Suppliers warn mines against using new tax regime as excuse to delay payments

MINE suppliers and contractors have warned mining companies against using the new tax regime to penalise them.

Mines Suppliers and Contractors’ Association president, Augustine Mubanga, said the new tax regime should not be used as an excuse to delay payment as well as discard local suppliers and contractors.

The Chamber of Mines has warned that the new tax regime, which has raised royalties from six per cent to 20 per cent on open cast mine and eight per cent on underground mines, will severely hurt mining companies.

Already contending with a plunge in copper prices that have slashed their profits, mining companies are unnerved by the swift policy change and say they are unlikely to invest more in projects in the country whatever the outcome.

“The new tax regime has not yet impacted the payments to the suppliers and contractors but there are some mines that are trying to take advantage of the situation but our appeal to all mines is to exercise genuineness and support the local suppliers and contractors the same way they support the foreign suppliers and contractors,” said Mubanga, adding that the mines should not discard the local suppliers and contractors “in the name of tax changes.”

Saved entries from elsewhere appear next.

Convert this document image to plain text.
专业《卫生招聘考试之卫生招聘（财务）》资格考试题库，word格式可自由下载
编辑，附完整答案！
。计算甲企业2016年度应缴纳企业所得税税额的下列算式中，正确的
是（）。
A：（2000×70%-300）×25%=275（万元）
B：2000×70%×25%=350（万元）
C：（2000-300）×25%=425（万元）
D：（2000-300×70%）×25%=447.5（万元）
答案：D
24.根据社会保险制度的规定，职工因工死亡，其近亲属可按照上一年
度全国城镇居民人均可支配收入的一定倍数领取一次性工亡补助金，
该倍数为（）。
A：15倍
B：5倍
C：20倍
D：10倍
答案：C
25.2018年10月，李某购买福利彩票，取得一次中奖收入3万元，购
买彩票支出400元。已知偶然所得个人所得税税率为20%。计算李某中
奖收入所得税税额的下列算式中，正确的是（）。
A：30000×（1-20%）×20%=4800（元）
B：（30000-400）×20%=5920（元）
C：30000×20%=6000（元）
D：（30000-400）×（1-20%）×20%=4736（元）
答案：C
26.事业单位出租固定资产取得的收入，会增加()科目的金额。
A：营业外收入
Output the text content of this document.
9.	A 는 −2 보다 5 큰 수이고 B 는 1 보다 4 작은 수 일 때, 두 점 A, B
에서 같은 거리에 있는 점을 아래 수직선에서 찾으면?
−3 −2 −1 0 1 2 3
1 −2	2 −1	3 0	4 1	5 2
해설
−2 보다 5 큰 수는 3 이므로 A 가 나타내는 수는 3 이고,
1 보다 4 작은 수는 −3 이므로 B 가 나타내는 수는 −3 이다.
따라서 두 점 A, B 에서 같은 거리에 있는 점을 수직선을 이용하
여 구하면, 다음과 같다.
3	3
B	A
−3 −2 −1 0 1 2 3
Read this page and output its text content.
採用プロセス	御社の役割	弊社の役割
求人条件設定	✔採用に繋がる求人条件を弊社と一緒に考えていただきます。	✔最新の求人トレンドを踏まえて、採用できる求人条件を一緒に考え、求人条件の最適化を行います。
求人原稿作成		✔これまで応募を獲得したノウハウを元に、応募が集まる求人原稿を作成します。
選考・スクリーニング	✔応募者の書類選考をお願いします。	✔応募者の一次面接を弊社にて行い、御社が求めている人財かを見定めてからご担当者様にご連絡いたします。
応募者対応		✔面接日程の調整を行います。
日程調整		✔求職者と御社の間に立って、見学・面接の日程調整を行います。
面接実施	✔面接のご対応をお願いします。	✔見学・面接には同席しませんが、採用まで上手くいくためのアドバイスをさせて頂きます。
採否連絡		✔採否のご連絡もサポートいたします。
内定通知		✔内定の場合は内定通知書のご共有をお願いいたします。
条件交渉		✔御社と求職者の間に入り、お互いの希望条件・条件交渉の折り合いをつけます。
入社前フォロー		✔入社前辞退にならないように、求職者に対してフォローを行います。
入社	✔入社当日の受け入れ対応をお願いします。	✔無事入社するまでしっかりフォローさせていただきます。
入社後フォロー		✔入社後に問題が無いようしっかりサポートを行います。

Canadian company Barrick has announced that it would shut down its costly Lumwana mine.

Vedanta Resources, Konkola Copper Mines’’ majority shareholder, which employs about 8,000 staff in Zambia, has also said the new tax regime would cost it US $15 million in core earnings in the first quarter this year and has started a “deep review” of its mining operations Zambia.

“Our priority is to make sure that the business is viable, sustainable and generates positive cash flow. We’’ll look at all options,” Vedanta chief executive, Tom Albanese, said when asked whether job cuts were a possibility.